5/10
Another Blockbuster from Monogram Studios.
18 October 2013
Warning: Spoilers
There's a good deal to be said in favor of uninspired B features like "Convict's Code." They filled the bottom bill of A features like, oh, "The Wizard of Oz" or "Drums Along the Mohawk." Sometimes visitors skipped the B features but mostly they were enjoyable and distracting preludes. They made the main features look brilliant by means of what psychologists call "successive contrast."

This is a good example of the type. It's fast, not a moment is wasted, the actors hit their marks, speak their lines the way actors spoke lines in 1939, with conviction but with few errors. The sets are sparse, the dialog instrumental. The whole point was to grind out a short and inexpensive movie of no discernible quality except the ability to make a few dollars for a poverty row house like Monogram -- best known for John Wayne westerns during the 30s.

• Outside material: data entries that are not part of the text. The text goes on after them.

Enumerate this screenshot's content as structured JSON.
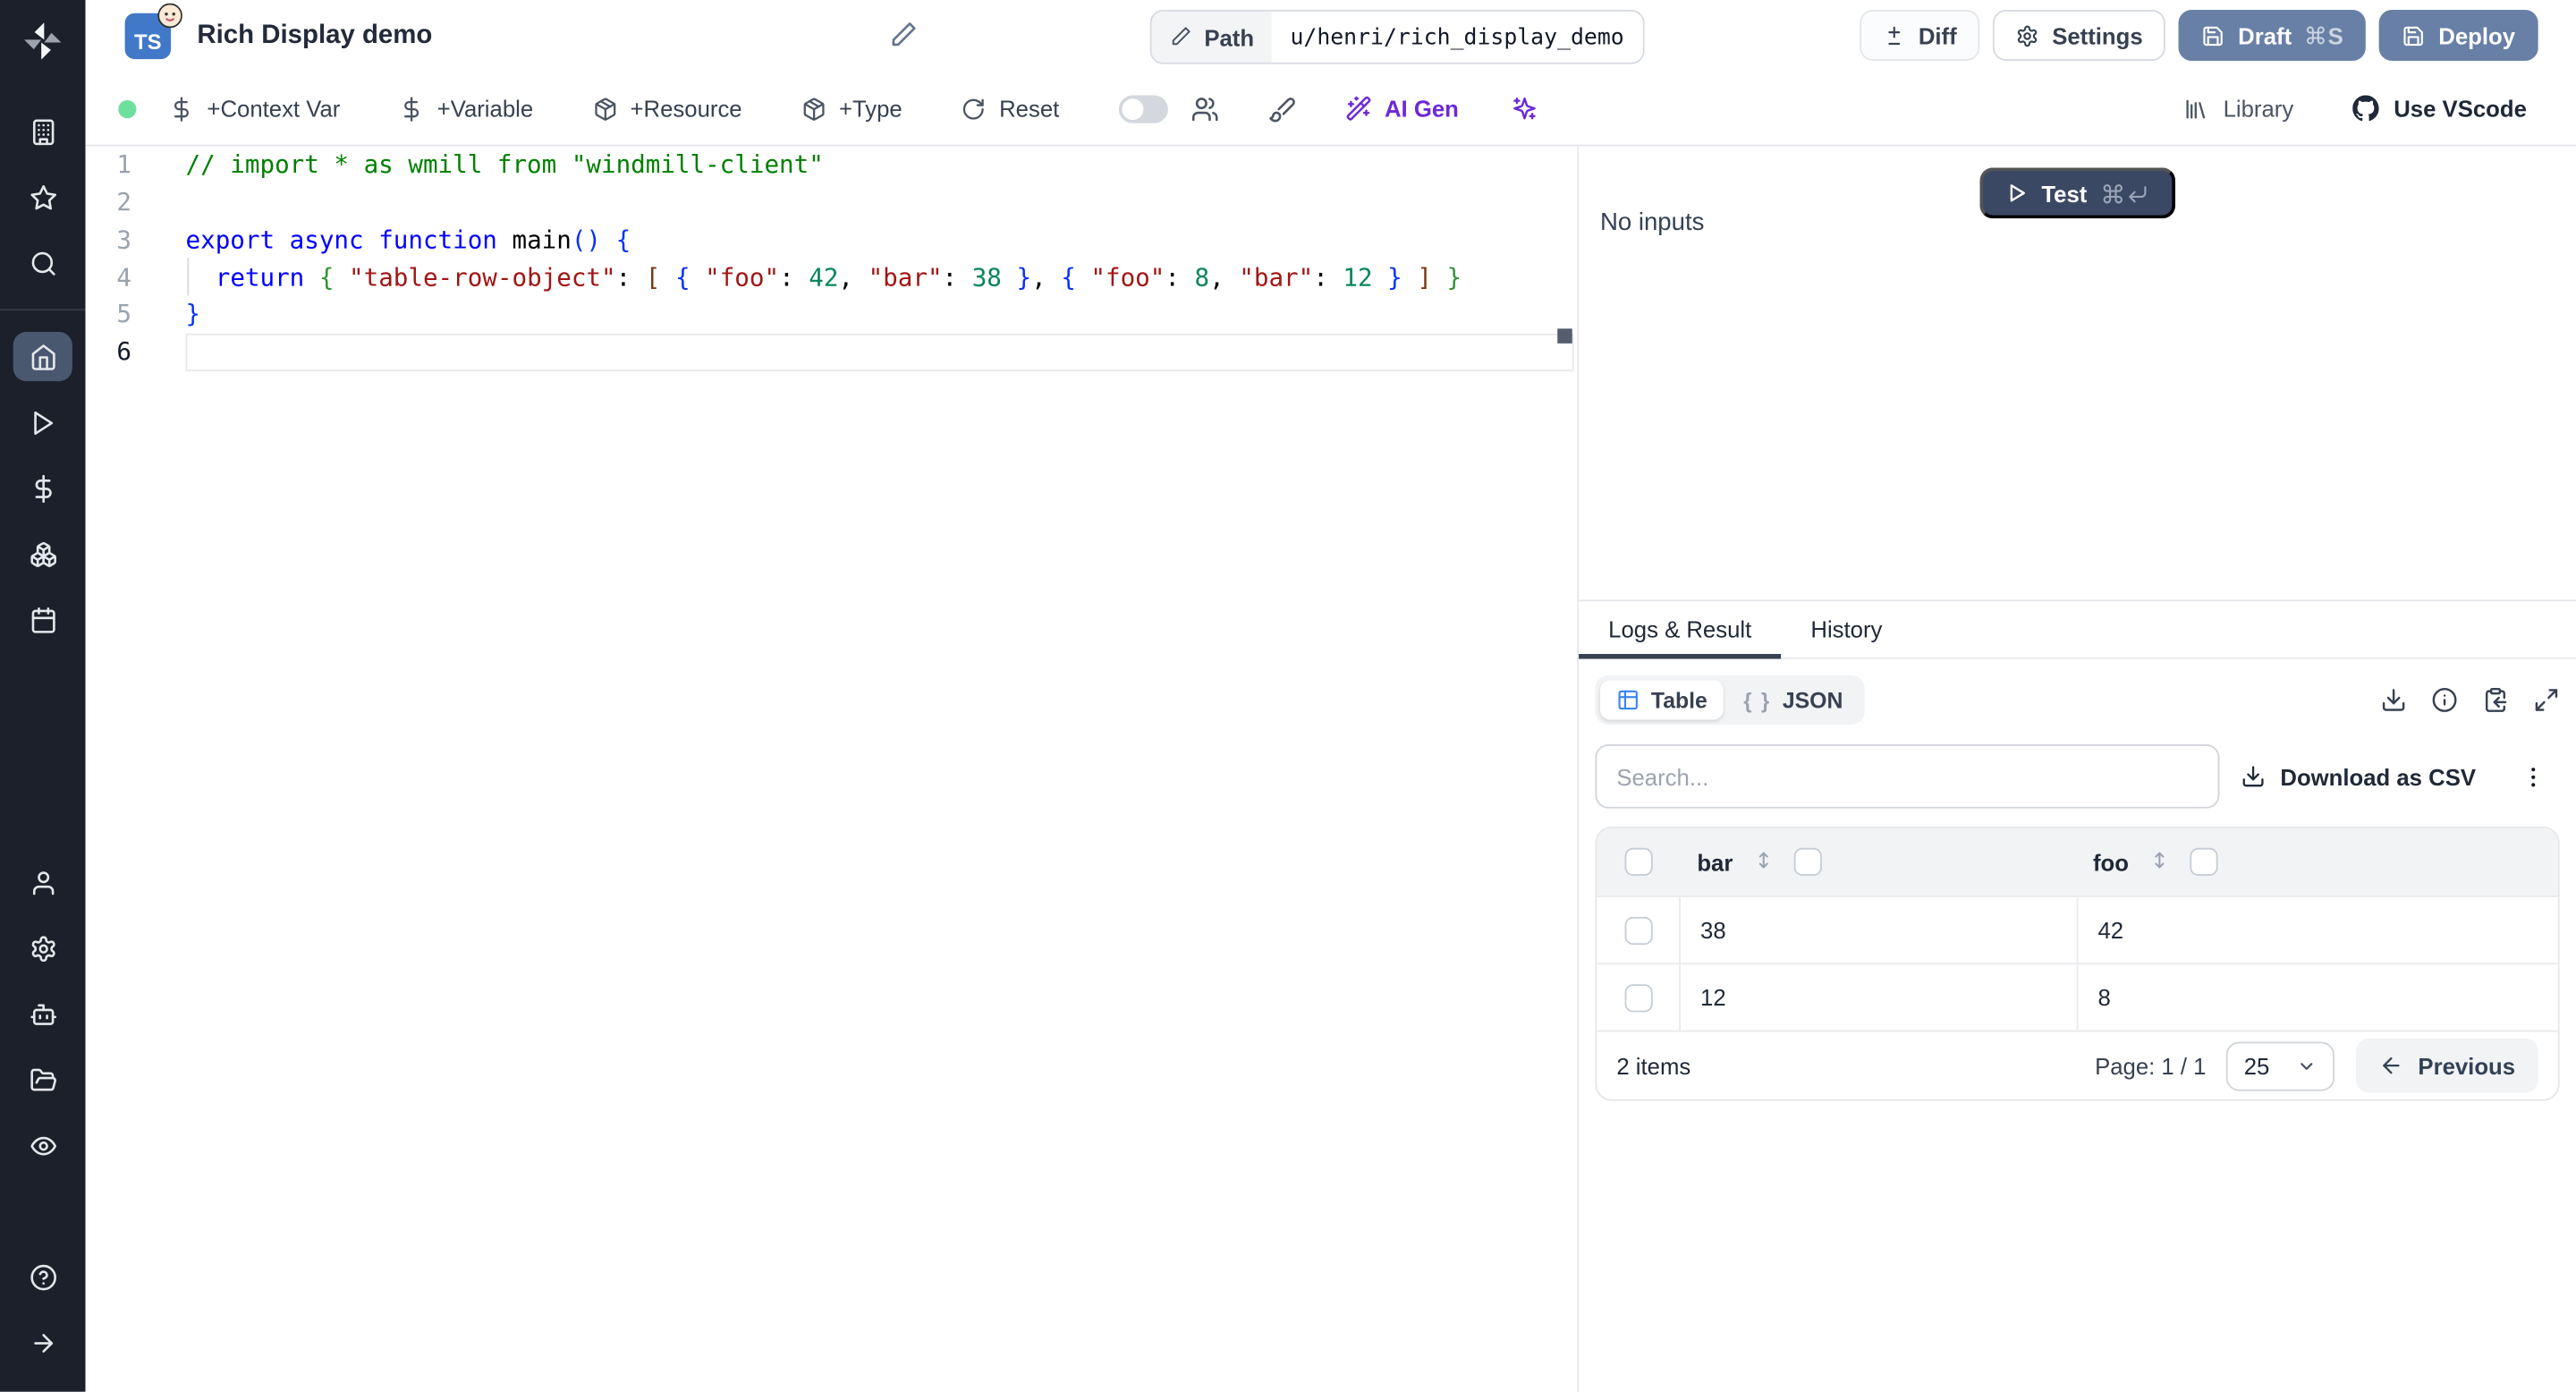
{
  "colors": {
    "sidebar_bg": "#1b202a",
    "sidebar_active": "#49586f",
    "accent_slate": "#6880a6",
    "test_navy": "#3b4864",
    "ai_purple": "#6d28d9",
    "ts_blue": "#4178c8",
    "status_green": "#6ee09e",
    "table_blue": "#3b82f6"
  },
  "sidebar": {
    "logo": "windmill-logo",
    "top_icons": [
      "building",
      "star",
      "search"
    ],
    "middle_icons": [
      "home",
      "play",
      "dollar",
      "boxes",
      "calendar"
    ],
    "lower_icons": [
      "user",
      "settings",
      "bot",
      "folder-open",
      "eye"
    ],
    "footer_icons": [
      "help",
      "arrow-right"
    ],
    "active": "home"
  },
  "header": {
    "language_badge": "TS",
    "title": "Rich Display demo",
    "path_label": "Path",
    "path_value": "u/henri/rich_display_demo",
    "diff_label": "Diff",
    "settings_label": "Settings",
    "draft_label": "Draft",
    "draft_shortcut_key": "S",
    "deploy_label": "Deploy"
  },
  "toolbar": {
    "items": [
      {
        "icon": "dollar",
        "label": "+Context Var"
      },
      {
        "icon": "dollar",
        "label": "+Variable"
      },
      {
        "icon": "package",
        "label": "+Resource"
      },
      {
        "icon": "package",
        "label": "+Type"
      },
      {
        "icon": "reset",
        "label": "Reset"
      }
    ],
    "ai_gen_label": "AI Gen",
    "library_label": "Library",
    "vscode_label": "Use VScode"
  },
  "editor": {
    "active_line": 6,
    "lines": [
      {
        "num": 1,
        "tokens": [
          [
            "// import * as wmill from \"windmill-client\"",
            "c"
          ]
        ]
      },
      {
        "num": 2,
        "tokens": []
      },
      {
        "num": 3,
        "tokens": [
          [
            "export",
            "k"
          ],
          [
            " ",
            "p"
          ],
          [
            "async",
            "k"
          ],
          [
            " ",
            "p"
          ],
          [
            "function",
            "k"
          ],
          [
            " ",
            "p"
          ],
          [
            "main",
            "f"
          ],
          [
            "(",
            "b1"
          ],
          [
            ")",
            "b1"
          ],
          [
            " ",
            "p"
          ],
          [
            "{",
            "b1"
          ]
        ]
      },
      {
        "num": 4,
        "tokens": [
          [
            "  ",
            "p"
          ],
          [
            "return",
            "k"
          ],
          [
            " ",
            "p"
          ],
          [
            "{",
            "b2"
          ],
          [
            " ",
            "p"
          ],
          [
            "\"table-row-object\"",
            "s"
          ],
          [
            ": ",
            "p"
          ],
          [
            "[",
            "b3"
          ],
          [
            " ",
            "p"
          ],
          [
            "{",
            "b1"
          ],
          [
            " ",
            "p"
          ],
          [
            "\"foo\"",
            "s"
          ],
          [
            ": ",
            "p"
          ],
          [
            "42",
            "n"
          ],
          [
            ", ",
            "p"
          ],
          [
            "\"bar\"",
            "s"
          ],
          [
            ": ",
            "p"
          ],
          [
            "38",
            "n"
          ],
          [
            " ",
            "p"
          ],
          [
            "}",
            "b1"
          ],
          [
            ", ",
            "p"
          ],
          [
            "{",
            "b1"
          ],
          [
            " ",
            "p"
          ],
          [
            "\"foo\"",
            "s"
          ],
          [
            ": ",
            "p"
          ],
          [
            "8",
            "n"
          ],
          [
            ", ",
            "p"
          ],
          [
            "\"bar\"",
            "s"
          ],
          [
            ": ",
            "p"
          ],
          [
            "12",
            "n"
          ],
          [
            " ",
            "p"
          ],
          [
            "}",
            "b1"
          ],
          [
            " ",
            "p"
          ],
          [
            "]",
            "b3"
          ],
          [
            " ",
            "p"
          ],
          [
            "}",
            "b2"
          ]
        ]
      },
      {
        "num": 5,
        "tokens": [
          [
            "}",
            "b1"
          ]
        ]
      },
      {
        "num": 6,
        "tokens": []
      }
    ]
  },
  "run_panel": {
    "test_label": "Test",
    "no_inputs": "No inputs"
  },
  "result_panel": {
    "tabs": [
      "Logs & Result",
      "History"
    ],
    "active_tab": "Logs & Result",
    "view_options": [
      "Table",
      "JSON"
    ],
    "selected_view": "Table",
    "action_icons": [
      "download",
      "info",
      "clipboard-copy",
      "maximize"
    ],
    "search_placeholder": "Search...",
    "download_csv_label": "Download as CSV",
    "chart_data": {
      "type": "table",
      "columns": [
        "bar",
        "foo"
      ],
      "rows": [
        [
          "38",
          "42"
        ],
        [
          "12",
          "8"
        ]
      ]
    },
    "footer": {
      "items_label": "2 items",
      "page_label": "Page: 1 / 1",
      "page_size": "25",
      "previous_label": "Previous"
    }
  }
}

It succeeds. Robert Kent has been unjustly framed for a crime. Sidney Blackmer rigged the jury in order to get Kent sent to jail for reasons having to do with betting on a football game.

Released on parole, Kent takes a lot of chances trying to track down the corrupted jury. He never does find any, and the focus of the movie shifts to his love affair with Anne Nagel who, by coincidence is Sidney Blackmer's favorite little sister.

Nagel knows nothing of Blackmer's criminal interference with the judicial process, and in fact she and Blackmer are quite affectionate towards each other. Not to the extent that Tony Camonte was affectionate towards HIS sister, Anne Dvorak in "Scarface," but still -- Well, there are secrets kept and intrigues plotted and a murder or two takes place but it all ends happily.

Nagel deserves a few lines. She's attractive in a curiously ordinary way. But her voice is magnetic. Her diction is perfect, her phonemes immaculate, as if she had spent her youth in one elocution class after another. She firm, candid, innocent, yet a take-charge sort of woman. It's an appealing portrait.

In the end it's a modest and routine story of a man on parole and the ways in which that liminal state encumbers his attempt to prove his own innocence.